Chronologie van het conflict
Het conflict in Ambon kan grofweg in drie fases opgedeeld worden. De eerste fase begon op 19 januari 1999 toen een ordinaire ruzie ontstond tussen een Christelijke buschauffeur en een Moslimpassagier in de haven van Ambon. Al snel verspreidde deze ruzie zich over de hele stad, waar bendes van Christelijke en Moslimjongeren slaags geraakten. De volgende dagen bleven de onlusten voortduren en verspreidden zich naar het gehele eiland en de omliggende eilanden in de Zuidelijke Molukken. Deze eerste fase van het conflict liet zich kenmerken door een uitermate chaotisch verloop van de strijd met weinig organisatie van de twee partijen. Hierbij werden periodes van relatieve rust afgewisseld met zware rellen. Ook werd in deze eerste fase de strijd nog op een amateuristische wijze met zelfgemaakte bommen, speren, messen… gevoerd.

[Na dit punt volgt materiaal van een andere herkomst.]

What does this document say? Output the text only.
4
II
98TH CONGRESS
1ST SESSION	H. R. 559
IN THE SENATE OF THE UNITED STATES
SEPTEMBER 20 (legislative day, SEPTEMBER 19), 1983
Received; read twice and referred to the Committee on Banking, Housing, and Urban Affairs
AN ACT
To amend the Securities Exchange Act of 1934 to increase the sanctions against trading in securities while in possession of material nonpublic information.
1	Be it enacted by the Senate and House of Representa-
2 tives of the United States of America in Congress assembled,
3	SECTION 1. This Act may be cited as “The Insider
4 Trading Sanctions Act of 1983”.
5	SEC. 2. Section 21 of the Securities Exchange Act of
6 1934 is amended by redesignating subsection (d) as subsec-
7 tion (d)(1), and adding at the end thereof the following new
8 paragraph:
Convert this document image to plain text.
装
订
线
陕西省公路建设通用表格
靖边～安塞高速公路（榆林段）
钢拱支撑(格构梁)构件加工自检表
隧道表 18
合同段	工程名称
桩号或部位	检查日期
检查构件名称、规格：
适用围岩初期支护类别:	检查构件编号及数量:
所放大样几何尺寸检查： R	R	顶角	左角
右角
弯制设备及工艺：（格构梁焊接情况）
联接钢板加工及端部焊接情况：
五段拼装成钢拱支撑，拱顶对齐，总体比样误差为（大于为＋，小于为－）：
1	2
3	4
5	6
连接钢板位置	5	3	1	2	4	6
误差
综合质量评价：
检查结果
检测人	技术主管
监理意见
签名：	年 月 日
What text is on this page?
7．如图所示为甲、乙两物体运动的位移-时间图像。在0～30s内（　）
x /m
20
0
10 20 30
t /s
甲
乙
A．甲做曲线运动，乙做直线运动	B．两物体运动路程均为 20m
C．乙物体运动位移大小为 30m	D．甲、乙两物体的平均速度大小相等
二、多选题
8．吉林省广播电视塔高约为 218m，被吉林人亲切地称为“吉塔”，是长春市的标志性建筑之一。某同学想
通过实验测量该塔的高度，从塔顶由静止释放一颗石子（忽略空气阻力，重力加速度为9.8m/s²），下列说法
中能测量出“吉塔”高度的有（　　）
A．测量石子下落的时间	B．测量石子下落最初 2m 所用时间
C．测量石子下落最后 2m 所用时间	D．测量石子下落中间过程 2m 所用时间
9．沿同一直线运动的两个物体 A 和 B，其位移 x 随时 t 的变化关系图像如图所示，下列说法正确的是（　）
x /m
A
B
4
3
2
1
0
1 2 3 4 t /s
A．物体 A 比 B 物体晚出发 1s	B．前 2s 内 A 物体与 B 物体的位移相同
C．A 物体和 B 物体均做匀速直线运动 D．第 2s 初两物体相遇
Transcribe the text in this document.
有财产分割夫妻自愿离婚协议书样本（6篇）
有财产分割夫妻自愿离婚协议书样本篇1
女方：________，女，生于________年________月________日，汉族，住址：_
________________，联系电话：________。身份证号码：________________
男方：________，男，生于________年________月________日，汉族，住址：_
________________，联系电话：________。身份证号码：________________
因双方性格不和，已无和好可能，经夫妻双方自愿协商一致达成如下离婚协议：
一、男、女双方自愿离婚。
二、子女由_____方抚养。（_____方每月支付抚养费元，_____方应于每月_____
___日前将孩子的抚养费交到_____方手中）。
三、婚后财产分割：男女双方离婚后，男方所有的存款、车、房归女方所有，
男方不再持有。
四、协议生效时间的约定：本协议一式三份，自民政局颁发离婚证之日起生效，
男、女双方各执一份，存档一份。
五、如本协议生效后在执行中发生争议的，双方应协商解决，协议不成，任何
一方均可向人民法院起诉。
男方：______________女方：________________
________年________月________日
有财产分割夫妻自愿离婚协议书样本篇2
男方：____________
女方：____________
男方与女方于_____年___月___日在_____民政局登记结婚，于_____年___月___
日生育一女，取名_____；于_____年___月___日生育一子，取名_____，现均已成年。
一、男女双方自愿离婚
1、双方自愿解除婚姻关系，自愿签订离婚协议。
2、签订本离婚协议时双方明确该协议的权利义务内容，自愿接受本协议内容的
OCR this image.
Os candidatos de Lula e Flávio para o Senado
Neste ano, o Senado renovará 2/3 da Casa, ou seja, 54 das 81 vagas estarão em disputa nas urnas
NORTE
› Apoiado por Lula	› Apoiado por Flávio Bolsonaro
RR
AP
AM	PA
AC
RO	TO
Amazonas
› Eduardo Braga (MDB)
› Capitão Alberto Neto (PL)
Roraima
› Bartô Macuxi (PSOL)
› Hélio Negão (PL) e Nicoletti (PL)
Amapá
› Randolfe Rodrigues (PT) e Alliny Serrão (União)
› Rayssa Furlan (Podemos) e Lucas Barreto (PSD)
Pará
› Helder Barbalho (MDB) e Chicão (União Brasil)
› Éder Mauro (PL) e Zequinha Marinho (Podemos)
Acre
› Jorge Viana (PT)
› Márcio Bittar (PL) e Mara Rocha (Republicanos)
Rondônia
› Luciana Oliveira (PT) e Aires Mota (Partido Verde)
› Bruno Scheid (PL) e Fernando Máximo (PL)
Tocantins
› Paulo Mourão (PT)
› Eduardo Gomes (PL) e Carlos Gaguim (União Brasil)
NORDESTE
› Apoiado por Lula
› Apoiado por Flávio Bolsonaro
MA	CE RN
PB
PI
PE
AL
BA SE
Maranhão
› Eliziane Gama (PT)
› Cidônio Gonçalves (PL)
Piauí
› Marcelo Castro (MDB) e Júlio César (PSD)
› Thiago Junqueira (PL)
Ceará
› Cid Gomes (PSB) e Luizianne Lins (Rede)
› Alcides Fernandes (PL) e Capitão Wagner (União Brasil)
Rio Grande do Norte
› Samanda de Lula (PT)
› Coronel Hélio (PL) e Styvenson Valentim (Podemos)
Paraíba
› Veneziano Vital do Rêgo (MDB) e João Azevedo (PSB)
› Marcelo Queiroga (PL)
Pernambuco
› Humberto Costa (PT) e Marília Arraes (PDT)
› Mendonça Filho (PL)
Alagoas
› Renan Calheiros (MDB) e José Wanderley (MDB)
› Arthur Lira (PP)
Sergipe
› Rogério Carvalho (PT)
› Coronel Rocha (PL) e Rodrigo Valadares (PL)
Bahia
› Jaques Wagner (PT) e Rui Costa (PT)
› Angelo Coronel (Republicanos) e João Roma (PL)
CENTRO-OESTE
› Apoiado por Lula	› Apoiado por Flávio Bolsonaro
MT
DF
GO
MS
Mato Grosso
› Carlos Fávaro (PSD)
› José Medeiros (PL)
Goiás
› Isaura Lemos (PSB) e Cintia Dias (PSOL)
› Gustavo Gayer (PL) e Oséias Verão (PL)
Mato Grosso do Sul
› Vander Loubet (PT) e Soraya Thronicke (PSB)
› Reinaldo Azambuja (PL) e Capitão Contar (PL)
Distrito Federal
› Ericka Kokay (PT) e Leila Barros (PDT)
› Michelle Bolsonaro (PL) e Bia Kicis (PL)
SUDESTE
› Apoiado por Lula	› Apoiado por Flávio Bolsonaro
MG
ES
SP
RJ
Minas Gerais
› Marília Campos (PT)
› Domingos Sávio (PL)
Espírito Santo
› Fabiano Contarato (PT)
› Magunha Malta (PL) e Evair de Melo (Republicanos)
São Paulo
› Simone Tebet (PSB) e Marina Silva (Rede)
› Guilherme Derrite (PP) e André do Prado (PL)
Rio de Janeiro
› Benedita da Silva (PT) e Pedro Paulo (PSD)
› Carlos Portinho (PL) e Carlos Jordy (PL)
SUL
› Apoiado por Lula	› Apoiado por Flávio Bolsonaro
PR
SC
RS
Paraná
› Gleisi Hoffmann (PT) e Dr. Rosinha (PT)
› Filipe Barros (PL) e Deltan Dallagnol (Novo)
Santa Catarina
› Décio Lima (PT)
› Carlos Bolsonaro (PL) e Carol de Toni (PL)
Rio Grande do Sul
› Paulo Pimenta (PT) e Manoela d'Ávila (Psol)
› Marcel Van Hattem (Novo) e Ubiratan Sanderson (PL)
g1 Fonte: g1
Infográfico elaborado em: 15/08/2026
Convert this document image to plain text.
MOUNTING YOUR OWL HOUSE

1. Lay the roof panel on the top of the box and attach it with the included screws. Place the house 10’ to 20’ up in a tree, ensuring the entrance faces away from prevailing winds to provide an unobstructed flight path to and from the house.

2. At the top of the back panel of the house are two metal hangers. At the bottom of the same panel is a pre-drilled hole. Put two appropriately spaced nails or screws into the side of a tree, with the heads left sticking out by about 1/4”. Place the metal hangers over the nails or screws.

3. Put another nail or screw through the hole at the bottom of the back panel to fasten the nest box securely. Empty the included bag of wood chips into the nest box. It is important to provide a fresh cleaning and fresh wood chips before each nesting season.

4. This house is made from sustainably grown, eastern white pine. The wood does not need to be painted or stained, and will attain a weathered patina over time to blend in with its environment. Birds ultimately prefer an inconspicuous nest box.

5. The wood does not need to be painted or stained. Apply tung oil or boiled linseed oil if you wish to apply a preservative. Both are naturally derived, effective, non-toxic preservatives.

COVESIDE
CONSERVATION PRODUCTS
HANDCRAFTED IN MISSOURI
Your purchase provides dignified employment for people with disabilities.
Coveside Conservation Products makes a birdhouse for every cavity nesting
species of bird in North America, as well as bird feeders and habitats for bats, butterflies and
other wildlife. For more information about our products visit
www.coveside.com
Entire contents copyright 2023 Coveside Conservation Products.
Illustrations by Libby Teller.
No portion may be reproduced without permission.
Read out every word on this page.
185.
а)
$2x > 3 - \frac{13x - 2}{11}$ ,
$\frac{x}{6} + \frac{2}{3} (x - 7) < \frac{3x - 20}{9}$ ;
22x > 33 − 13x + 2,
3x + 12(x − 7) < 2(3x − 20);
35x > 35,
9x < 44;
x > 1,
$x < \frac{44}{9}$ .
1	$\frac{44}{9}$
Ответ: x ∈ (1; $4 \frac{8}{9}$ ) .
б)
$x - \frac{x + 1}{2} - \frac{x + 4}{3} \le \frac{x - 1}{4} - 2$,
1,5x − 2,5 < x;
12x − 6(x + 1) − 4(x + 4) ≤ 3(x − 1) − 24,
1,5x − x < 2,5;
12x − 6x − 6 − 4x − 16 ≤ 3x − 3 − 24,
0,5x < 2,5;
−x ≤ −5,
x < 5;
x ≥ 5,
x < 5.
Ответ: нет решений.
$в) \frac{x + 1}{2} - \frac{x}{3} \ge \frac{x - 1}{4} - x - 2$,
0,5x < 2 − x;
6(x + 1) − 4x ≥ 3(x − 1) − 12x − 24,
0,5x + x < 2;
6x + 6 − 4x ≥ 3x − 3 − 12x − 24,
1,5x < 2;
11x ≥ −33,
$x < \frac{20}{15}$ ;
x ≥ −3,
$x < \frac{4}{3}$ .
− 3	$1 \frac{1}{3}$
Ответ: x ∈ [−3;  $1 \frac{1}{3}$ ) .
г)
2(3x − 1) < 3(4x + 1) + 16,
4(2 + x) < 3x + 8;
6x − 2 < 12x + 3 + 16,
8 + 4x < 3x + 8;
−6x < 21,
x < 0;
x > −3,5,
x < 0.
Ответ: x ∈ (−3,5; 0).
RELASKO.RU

De tweede fase in de strijd begon met de aankomst van de Laskar Jihad troepen uit centraal–Java in mei 2000 en eindigde met het tekenen van het Malino II–vredesakkoord begin 2002. De aankomst van de Laskar Jihad zorgde in de eerste plaats voor een betere militaire organisatie aan de Moslimkant waardoor de Moslims op de gehele zuidelijke Molukken in het voordeel kwamen. Daarnaast zorgde de aankomst van de Laskar Jihad er ook voor dat professioneler wapentuig in de strijd werd ingezet. Hierdoor kreeg je geen openlijke clashes meer zoals in de eerste fase van het conflict maar eerder een terroristische vorm van geweld met bomaanslagen en snipers die over de gehele stad gestationeerd waren. Ondertussen werden de tegenstellingen in het conflict nog uitgediept doordat het nationale leger (TNI), dat eigenlijk moest toezien op de vrede, grotendeels de kant van de Laskar Jihad en de Moslims koos, terwijl de politiediensten (Brimob) en de elite–troepen (Yon Gab) meestal de kant van de Christenen kozen. Hierdoor ging de strijd in 2001 in Ambon en de omliggende eilanden van de zuidelijke Molukken en uiteindelijk ook in de noordelijke Molukken onverminderd door. Na enkele mislukte vredesgesprekken werden de vijandelijkheden gestaakt met het tekenen van het Malino II–vredesakkoord in januari 2002.(3) Hiermee stappen we de derde fase van het conflict binnen die het best kan omschreven worden als een koude oorlog met een groot gevoel van onzekerheid. Een onzekerheid die geïllustreerd werd eind april 2004 toen de toestand in Ambon–stad in enkele uren ontaardde in een hel waarbij een dertigtal mensen door snipers werden vermoord en verschillende woonwijken werden verwoest. In de nasleep hiervan kwam het nog tot geregelde gevechten waarbij een honderdtal doden vielen.(4) Ook nu nog komt het op de afgelegen eilanden nog altijd geregeld tot rellen die verschillende doden en gewonden eisen. Toen wij Ambon-stad in december 2004 bezochten, kon de situatie het best als vredevol maar uitermate gespannen omschreven worden.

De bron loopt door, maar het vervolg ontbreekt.